Hi,
We have an Apex Application which has a DAG structure like this:
KafkaConsumer —> ParquetWriter
The KafkaConsumer is running at a scale where we have 100 containers for
consumer consuming from a Kafka-Cluster with an incoming rate of 300K msg/sec
and each message is about 1KB (Each message is a highly nested Avro message).
We arrived at the 100 container number for the consumer in order to keep-up
with the incoming traffic. The ParquetWriter is a bit CPU intensive in our case
and we thought we may require about 120 - 130Containers.
We have 3 different observations here:
1. Using 100 KafkaConsumer and 120 ParquetWriter Without Partition Parallel:
In this case, Apex automatically introduces a pass-through
unifier. In this scenario, we have seen that invariably ParquetWriter
processes tuples at a lesser rate than KafkaConsumer’s emit rate. That is, if
Consumer emits Tuples at the rate of 20 million/sec, the ParquetWriter will
only write at the rate of 17 million/sec. Also, it invariably leads to
backpressure and makes the consumer consume at a lower rate. I have tried going
beyond 120 containers as well and
I believe a possible reason could be - Unifier and Writer are in the same
container and presumably share the same core. And hence they are slower? Is
this observation correct? I tried tuning by increasing the
Writer.Inputport.QUEUE_SIZE to 10K. The queue is not even getting half full,
but still the back-pressure is created for the consumer. Is there any
additional tune-up that I can do, to:
A. Make the writer process tuples at almost the same pace as Consumer
without backpressure on the Consumer
2. Using Partition Parallel with 120 KafkaConsumer and 120 ParquetWriter:
In this scenario as well, we have seen that ParquetWriter processes
tuples at a lesser rate than KafkaConsumer’s emit rate. That is, if Consumer
emits Tuples at the rate of 20 million/sec, the ParquetWriter will only write
at the rate of 19 million/sec. This behavior is true even if we keep increasing
the Consumers and writers to 130 or 140 containers. I believe this behavior is
because we think the wrier is a bit CPU intensive.

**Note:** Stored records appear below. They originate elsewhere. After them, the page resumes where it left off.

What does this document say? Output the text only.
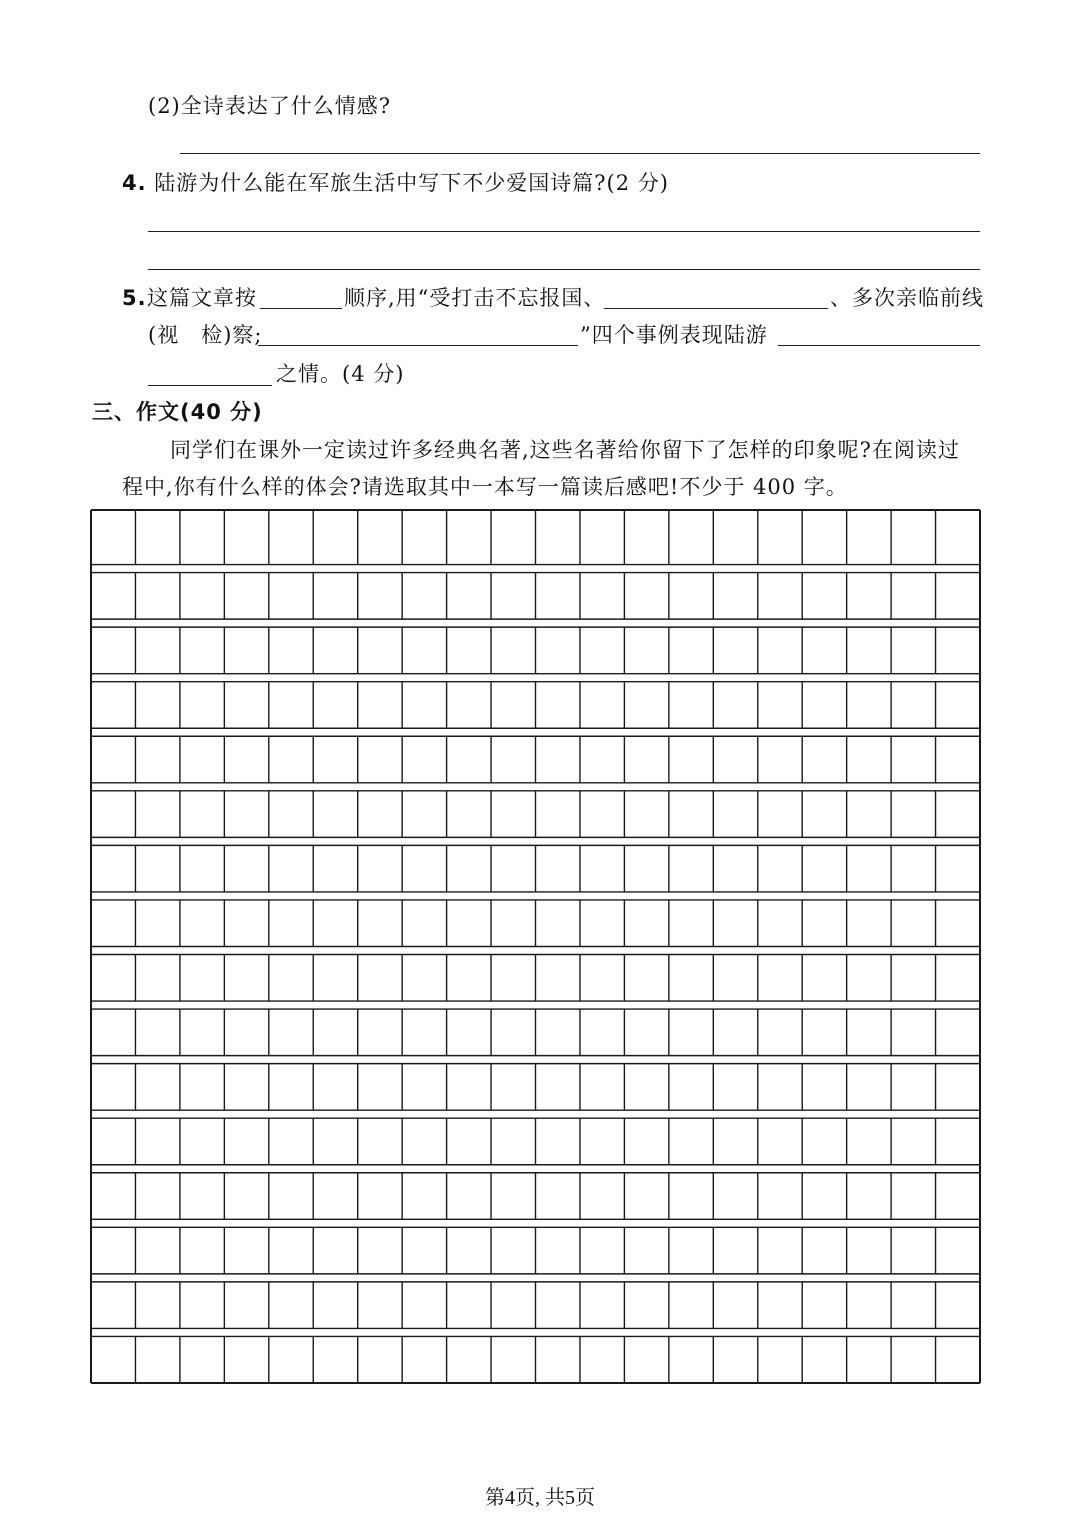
(2)全诗表达了什么情感?
4. 陆游为什么能在军旅生活中写下不少爱国诗篇?(2 分)
5. 这篇文章按	顺序,用“受打击不忘报国、	、多次亲临前线
(视　检)察;	”四个事例表现陆游
之情。(4 分)
三、作文(40 分)
同学们在课外一定读过许多经典名著,这些名著给你留下了怎样的印象呢?在阅读过
程中,你有什么样的体会?请选取其中一本写一篇读后感吧!不少于 400 字。
第4页, 共5页
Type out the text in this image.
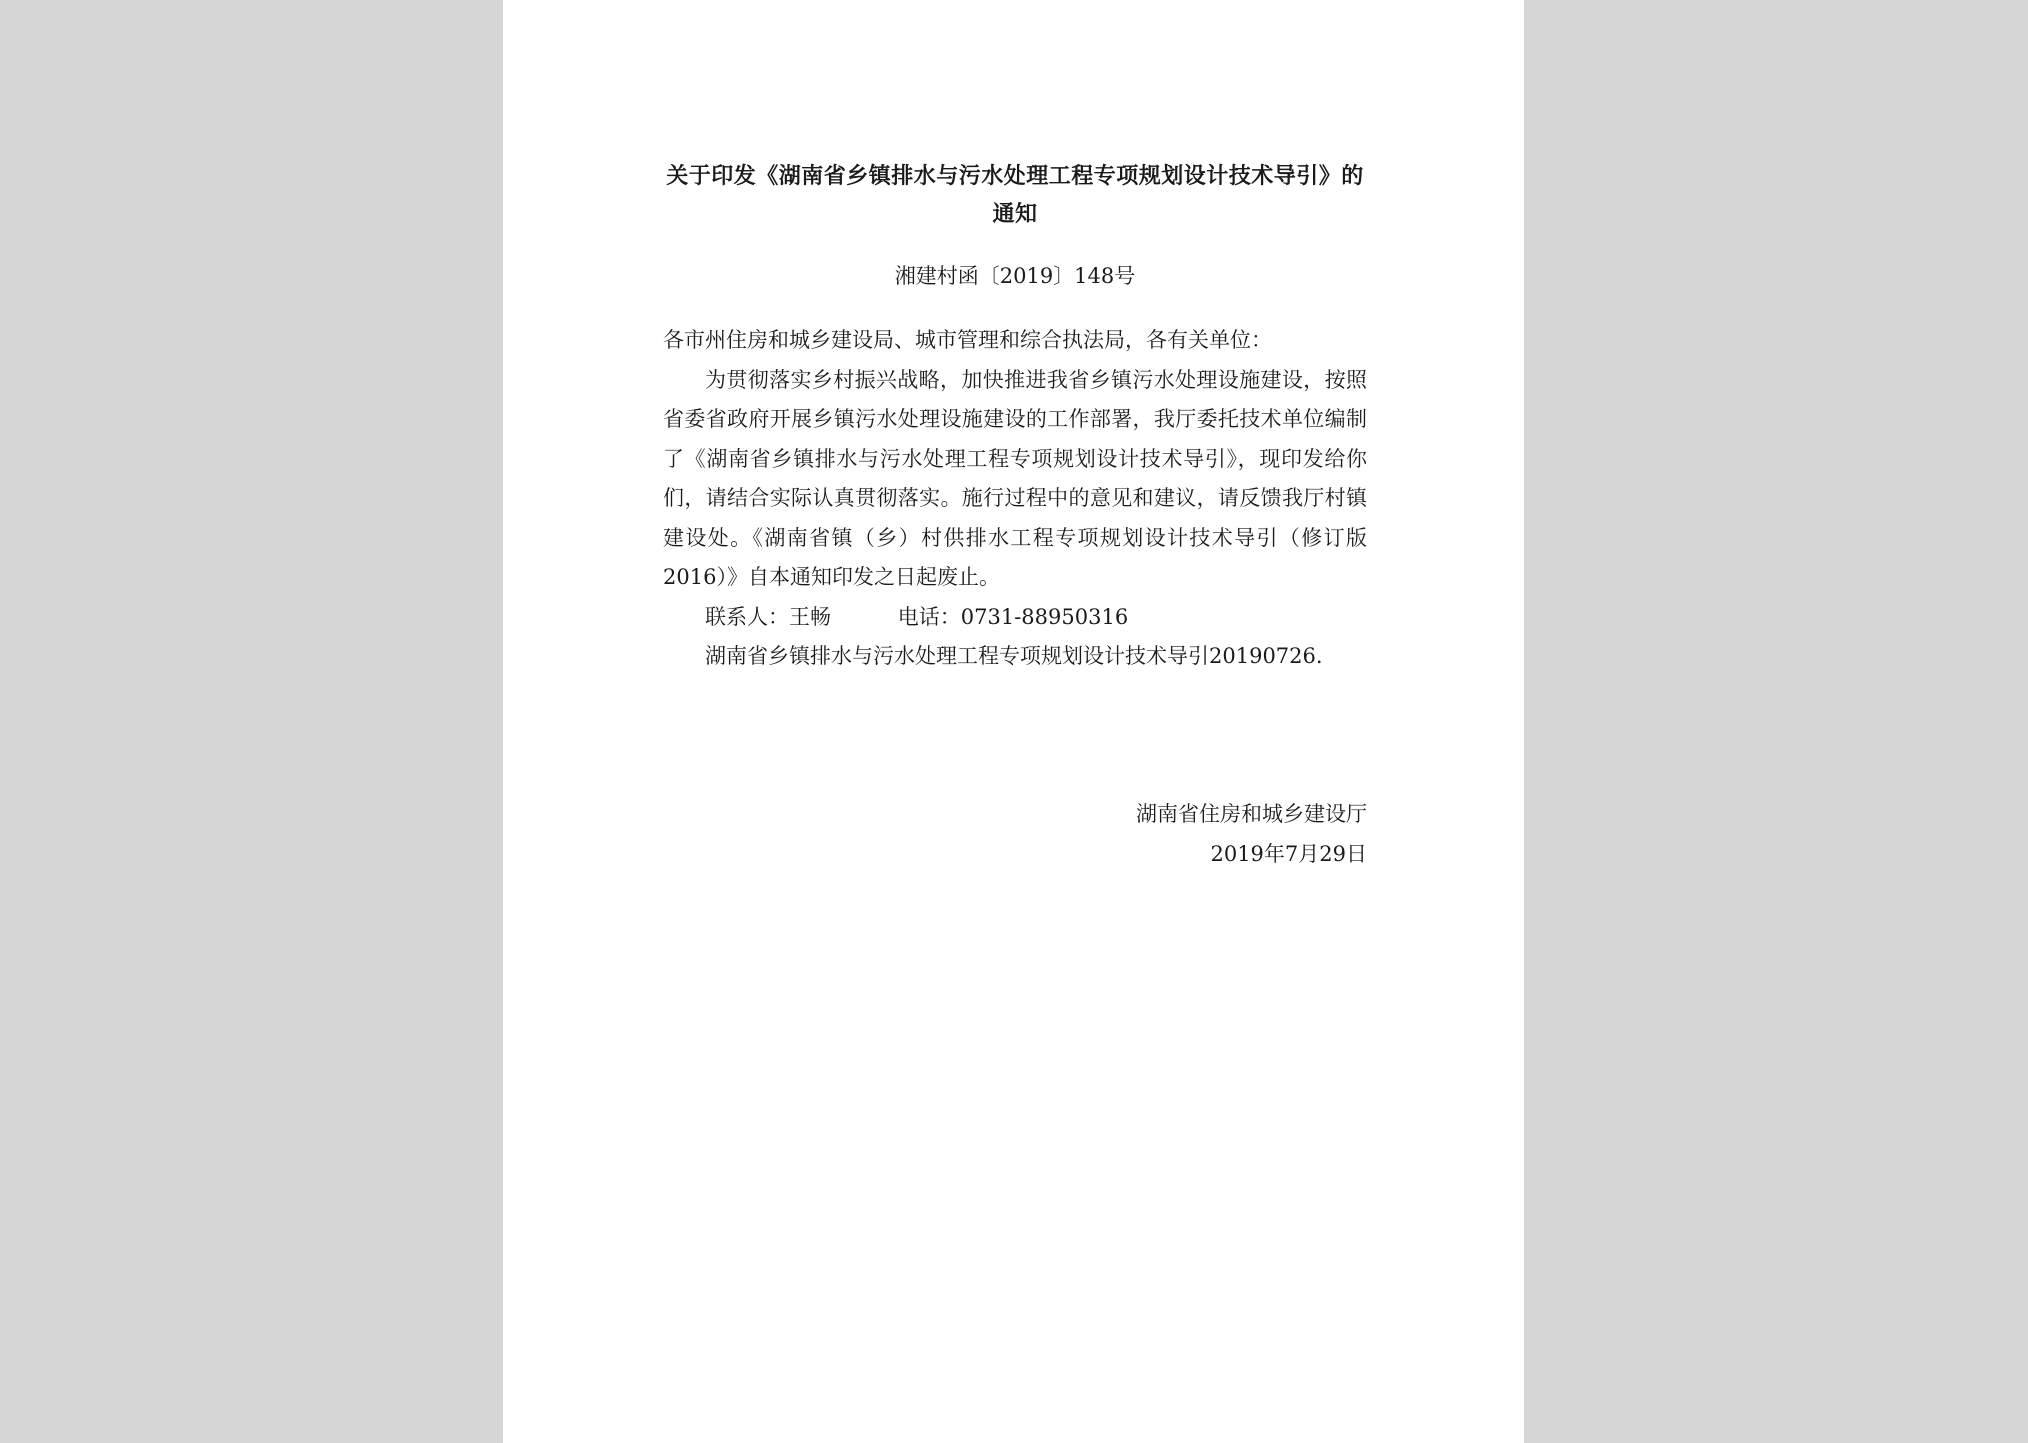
关于印发《湖南省乡镇排水与污水处理工程专项规划设计技术导引》的通知
湘建村函〔2019〕148号

各市州住房和城乡建设局、城市管理和综合执法局，各有关单位：

为贯彻落实乡村振兴战略，加快推进我省乡镇污水处理设施建设，按照省委省政府开展乡镇污水处理设施建设的工作部署，我厅委托技术单位编制了《湖南省乡镇排水与污水处理工程专项规划设计技术导引》，现印发给你们，请结合实际认真贯彻落实。施行过程中的意见和建议，请反馈我厅村镇建设处。《湖南省镇（乡）村供排水工程专项规划设计技术导引（修订版 2016）》自本通知印发之日起废止。

联系人：王畅	电话：0731-88950316

湖南省乡镇排水与污水处理工程专项规划设计技术导引20190726.

湖南省住房和城乡建设厅
2019年7月29日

3. Using a different DAG structure like this:
KafkaConsumer —> ParquetWriter1
|
|——————> ParquetWriter2
In this case, both ParquetWriter1 and ParquetWriter2 are same writers. But
each have a Partition_Parallel relationship with KafkaConsumer. Each is of 100
containers. So 300 containers in total. The KafkaConsumer sends 1 half of
messages to ParquetWriter1 and the other half to ParquetWriter2. That is, out
of 20 million/sec emitted by Consumer, 10Million is handled by each Writer
group per sec. This setup works fine for our traffic. But, in the place where
we would have required 20-30 additional Writer contianers, we are using 100
because partition_parallel seems to avoid all the slowness that we faced in
approach[1].
We wanted to know if there is a way to optimize approach [1] or [2] and hence
use lesser containers than go with [3].
Thanks,
Aravindan